I was sad that my mother was sick, angry that my father was stern. I did little homework, went out with few girls. I wished I wasn’t short. I sold baseball cards and babysat and shoveled snow for money that I used to buy pine planks to build a hut in the back of our New Jersey backyard, careful to cut the door low so that my tall father could not pass through it. Off and on for a few years, I thought and slept in my rotting refuge.

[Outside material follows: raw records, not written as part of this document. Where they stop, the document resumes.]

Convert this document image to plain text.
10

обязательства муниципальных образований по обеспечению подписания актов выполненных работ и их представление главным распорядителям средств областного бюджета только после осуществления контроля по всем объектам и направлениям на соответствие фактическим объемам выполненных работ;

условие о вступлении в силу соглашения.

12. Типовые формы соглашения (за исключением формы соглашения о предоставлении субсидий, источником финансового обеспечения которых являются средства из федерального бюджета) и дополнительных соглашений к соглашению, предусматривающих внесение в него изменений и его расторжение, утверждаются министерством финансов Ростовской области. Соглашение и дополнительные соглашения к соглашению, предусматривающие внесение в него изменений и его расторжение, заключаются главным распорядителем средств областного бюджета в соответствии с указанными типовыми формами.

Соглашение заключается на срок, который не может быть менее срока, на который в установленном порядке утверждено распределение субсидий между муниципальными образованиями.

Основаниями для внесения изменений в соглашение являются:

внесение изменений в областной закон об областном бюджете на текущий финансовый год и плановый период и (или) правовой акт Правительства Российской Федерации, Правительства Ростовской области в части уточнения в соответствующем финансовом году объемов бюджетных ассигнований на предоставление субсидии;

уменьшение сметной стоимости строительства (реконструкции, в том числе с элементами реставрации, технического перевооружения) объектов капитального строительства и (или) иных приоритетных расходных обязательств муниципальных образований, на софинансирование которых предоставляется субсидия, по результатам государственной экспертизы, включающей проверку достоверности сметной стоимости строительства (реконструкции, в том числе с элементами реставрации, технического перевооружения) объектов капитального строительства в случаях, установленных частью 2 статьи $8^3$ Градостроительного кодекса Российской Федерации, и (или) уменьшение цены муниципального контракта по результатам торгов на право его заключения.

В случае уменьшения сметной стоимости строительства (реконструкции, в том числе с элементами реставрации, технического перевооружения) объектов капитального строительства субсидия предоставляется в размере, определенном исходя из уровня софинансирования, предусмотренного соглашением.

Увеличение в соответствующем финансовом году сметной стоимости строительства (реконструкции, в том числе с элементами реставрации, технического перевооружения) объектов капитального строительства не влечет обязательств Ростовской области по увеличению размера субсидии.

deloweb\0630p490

I loved baseball, Cape Cod, and my cat, and the fact that an employee at a museum in Toronto said that of all my high school class, I alone had a perfect gait. I played my trumpet in the subway. I tried as a toddler to slip over a rowboat into a Chicago lake and jumped as a teen into wild Cape Cod Bay after a hurricane. I designed an orange peeler. I wrote my grandmother a rap, wrote Nixon a poem about his foreign policy, wrote the skater Ekaterina Gordeeva a love song.
At 18, I left home and went to Israel. I studied Talmud. I read a score of novels that had been assigned to me in high school. I decided to become a doctor—like my father. I played wide receiver on the Habira Insurance Redskins. I grew from 5 feet 8 inches in autumn to 6 feet in spring. I did tens of thousands of push-ups—on stairs, one-handed, clapping. My chest broadened. My clothes didn’t fit. I went home in April, got on better with my dad, and dismantled my backyard shanty. I returned to Israel for a last month of yeshiva. And one night, as I grabbed a rebound playing basketball, I hit the rim and felt wondrous and invincible.
We approach the bend in the highway at the bottom of the hill in the valley of Motza. It was here, some thousand feet shy of Jerusalem, that the driver died in his bus, of “cardio-respiratory arrest,” said the police report. Nineteen of his 20 passengers flew or fled or were lifted through the open shells of blown-out windows.